E: We can definitely learn from computer games just just for the fact that the interface and the controls are so rudimentary. They have to make all these interactions mega mega simple. And to be honest, it reflects on something was talked about in the last episode as well, or a couple episodes ago with with navigation. This idea that on a web with a mouse on a big screen, you can have everything visible and all the links there and you click on them, but on smaller devices, and in this context on a video game, you can't fill your screen with interface, you have to have some way of, you know, toggling it on and off and use maps and menus and all these things to actually jump around is a very different way to interact with it. And what we're being taught is the way to do it on the web anyway.
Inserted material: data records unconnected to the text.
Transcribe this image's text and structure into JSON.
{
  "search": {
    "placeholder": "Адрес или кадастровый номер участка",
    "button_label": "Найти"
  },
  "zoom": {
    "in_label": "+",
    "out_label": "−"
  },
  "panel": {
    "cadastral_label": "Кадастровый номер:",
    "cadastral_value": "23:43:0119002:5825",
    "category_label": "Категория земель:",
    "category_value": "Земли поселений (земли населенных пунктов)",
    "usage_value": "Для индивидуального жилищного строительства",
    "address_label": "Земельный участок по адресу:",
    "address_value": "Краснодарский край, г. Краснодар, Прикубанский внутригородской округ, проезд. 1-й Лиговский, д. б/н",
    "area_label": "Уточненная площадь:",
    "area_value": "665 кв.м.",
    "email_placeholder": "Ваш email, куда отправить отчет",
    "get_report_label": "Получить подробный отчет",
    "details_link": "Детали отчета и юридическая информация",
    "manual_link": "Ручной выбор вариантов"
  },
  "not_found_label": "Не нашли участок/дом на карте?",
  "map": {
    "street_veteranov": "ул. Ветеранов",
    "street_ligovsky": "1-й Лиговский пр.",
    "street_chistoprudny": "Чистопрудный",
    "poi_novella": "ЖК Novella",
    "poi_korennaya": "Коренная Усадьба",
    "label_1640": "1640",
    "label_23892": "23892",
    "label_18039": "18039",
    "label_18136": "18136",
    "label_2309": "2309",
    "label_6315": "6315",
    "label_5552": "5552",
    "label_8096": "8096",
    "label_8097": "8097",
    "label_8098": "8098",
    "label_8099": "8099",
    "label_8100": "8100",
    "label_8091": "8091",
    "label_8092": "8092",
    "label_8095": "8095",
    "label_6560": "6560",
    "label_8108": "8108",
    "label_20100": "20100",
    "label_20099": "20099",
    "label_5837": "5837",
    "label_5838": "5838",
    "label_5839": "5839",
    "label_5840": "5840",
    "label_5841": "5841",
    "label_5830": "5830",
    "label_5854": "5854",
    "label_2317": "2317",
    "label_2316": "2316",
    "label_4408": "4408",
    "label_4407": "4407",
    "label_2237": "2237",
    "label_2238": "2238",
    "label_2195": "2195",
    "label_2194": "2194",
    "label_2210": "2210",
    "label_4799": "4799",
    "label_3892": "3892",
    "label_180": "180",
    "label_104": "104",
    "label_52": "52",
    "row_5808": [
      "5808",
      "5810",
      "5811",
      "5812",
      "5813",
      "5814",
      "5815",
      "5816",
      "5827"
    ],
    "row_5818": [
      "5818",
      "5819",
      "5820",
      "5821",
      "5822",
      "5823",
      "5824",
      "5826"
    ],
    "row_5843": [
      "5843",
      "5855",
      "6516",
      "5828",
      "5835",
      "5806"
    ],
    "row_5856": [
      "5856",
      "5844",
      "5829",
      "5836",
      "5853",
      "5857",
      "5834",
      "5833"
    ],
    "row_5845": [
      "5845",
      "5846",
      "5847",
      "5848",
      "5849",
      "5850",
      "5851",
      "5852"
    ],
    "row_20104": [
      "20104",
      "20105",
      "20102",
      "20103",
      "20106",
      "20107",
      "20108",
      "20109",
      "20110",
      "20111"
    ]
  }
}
V: Yeah, and I think that video games are very good, very clever at showing an interface when you need it. Well, on the web, we're used to showing it all the time.
E: Yes, exactly.
V: Usually, most of the time you don't need it.
E: Yeah. And not only are we used to you showing it all the time, we're we're actively preaching that that's what we should do, rather than exploring anything else. Yeah, this reminds me of, there's a really good talk by Mark Rober, you know, Mark Rober? No, he's a ex NASA scientist who has a YouTube channel, who does he does a lot of science stuff for, I would say it's maybe geared towards younger people. But it's I find it's my very, very fascinating. For example, he built he built an obstacle course, for squirrels in the back garden, to... Basically he tried to make a bird feeder that was squirrel proof. And he ended up making an obstacle course and falling in love with squirrels as well as well. So they also got food, it was really lovely. But he has a thing about gamification and games and what we can learn from them. And what he says at the beginning is basically, imagine a game where you just have to push a button for X amount of seconds, then you have to push the other button for two seconds. And then you have to push another button for three seconds. And it just goes on and on with this long list of instructions for X amount of seconds, you have to do a certain action. And then it goes on to say this, that's basically what Supermario is, except they've put this wonderful, whimsical, funny, engaging interface on top of it. But the input is just the same. You're just pushing a few very few buttons for exact amount of time to complete levels. And that basically says what we do with the visual interface really has... It relates strongly to the input as well, and we it doesn't have to be boring.
V: I think that's a very good way to end this episode.
[Outro music by xyce]
I don’t want an explanation
Why does this page look like this? #
When I worked on the art direction of this episode I obviously played with some forms of interaction that you can design and style with CSS. I played a lot with :hover
states in combination with :focus-within
. That combination is responsible for the ridiculous colour-changes. These changes are triggered by a combination of moving your mouse over different parts of the screen, and by setting focus on the interactive things. Of course I did some silly stuff with a few :target
selectors. Curious to see if you can find them all.
Or course the opening and closing of the different sections of this page isn’t half as good as the interactive stories that Espen talked about. But at least it gives our visitors with a touch device something to do.